I have just ran the image registration using the Elastix extension in Slicer. It was very user-friendly. I set the baseline CT as the fixed volume, and the 1-year follow-up CT as the moving volume; I used the generic (all) preset (please let me know if you think another preset might be preferred for lung CTs).

I see that it produced two outputs, Volume.nrrd which I presume is the follow-up CT registered to the baseline geometry, and Transform.h5 which I’m guessing describes the transformation for resgitering the moving volume to the fixed volume. Am I now able to apply that transformation to the nodule coordinates? Any suggestions on how to do this next step?

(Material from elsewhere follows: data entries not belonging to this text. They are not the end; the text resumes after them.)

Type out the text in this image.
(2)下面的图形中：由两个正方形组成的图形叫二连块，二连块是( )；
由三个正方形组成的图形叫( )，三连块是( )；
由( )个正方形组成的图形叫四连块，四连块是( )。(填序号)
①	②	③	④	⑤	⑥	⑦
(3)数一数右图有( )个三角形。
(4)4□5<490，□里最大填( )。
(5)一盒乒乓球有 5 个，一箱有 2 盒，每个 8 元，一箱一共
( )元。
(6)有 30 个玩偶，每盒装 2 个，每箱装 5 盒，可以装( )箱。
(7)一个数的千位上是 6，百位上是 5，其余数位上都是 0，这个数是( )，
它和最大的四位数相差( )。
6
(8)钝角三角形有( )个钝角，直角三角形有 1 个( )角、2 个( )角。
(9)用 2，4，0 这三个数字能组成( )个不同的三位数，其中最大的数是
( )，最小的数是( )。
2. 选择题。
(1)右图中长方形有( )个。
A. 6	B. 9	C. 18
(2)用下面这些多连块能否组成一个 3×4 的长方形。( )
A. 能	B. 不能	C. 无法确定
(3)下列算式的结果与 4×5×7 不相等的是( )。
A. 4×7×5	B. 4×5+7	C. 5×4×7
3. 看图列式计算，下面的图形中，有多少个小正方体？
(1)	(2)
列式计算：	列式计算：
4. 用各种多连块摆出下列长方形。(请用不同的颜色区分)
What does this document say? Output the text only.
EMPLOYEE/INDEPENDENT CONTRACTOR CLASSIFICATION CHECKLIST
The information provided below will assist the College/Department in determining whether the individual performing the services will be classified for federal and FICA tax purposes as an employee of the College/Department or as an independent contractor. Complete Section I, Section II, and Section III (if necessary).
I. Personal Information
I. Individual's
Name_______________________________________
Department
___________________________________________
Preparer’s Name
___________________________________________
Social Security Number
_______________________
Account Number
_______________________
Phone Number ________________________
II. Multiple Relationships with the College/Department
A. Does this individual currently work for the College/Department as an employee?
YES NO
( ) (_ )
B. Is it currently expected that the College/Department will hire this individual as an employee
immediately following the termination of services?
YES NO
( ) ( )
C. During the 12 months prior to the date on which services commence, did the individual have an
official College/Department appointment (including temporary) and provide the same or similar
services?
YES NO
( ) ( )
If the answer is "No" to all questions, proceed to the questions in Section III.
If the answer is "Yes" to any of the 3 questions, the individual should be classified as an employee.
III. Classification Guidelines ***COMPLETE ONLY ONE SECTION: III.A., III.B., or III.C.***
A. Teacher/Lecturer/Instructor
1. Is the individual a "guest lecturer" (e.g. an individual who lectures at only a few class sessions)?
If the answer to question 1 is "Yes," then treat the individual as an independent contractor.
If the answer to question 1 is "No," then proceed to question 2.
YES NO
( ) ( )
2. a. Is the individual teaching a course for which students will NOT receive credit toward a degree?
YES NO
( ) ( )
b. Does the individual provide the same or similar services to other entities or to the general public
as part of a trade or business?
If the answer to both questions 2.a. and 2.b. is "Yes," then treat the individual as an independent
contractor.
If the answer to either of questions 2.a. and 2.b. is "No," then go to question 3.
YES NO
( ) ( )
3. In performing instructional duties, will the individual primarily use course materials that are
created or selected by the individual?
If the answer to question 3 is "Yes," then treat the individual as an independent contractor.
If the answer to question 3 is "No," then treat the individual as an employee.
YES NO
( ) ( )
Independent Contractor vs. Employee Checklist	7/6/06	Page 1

For all the nodules in both scans for this patient, I have the nodule centroid coordinates saved in .fcsv files, and I also have binary segmentation masks in .nrrd files.

You can apply the computed transform to the point position in the coordinate system of the other image.

Does Slicer offer this functionality? I am not sure how to do this. Sorry for the helplessness, this is all fairly new to me.

Not to further complicate things, but when I was writing out my last comment, it struck me that it might be better to transform the binary masks than the centroid coordinates, do you agree? Thinking back to @muratmaga’s suggestion to form spheres around the centroid and check for intersection, couldn’t the binary mask be viewed as a (deformed) sphere around the centroid?

Would it be more reliable to see how much voxel intersection there is between the original mask and the transformed mask, rather than fuzzy matching the transformed centroid coordinate?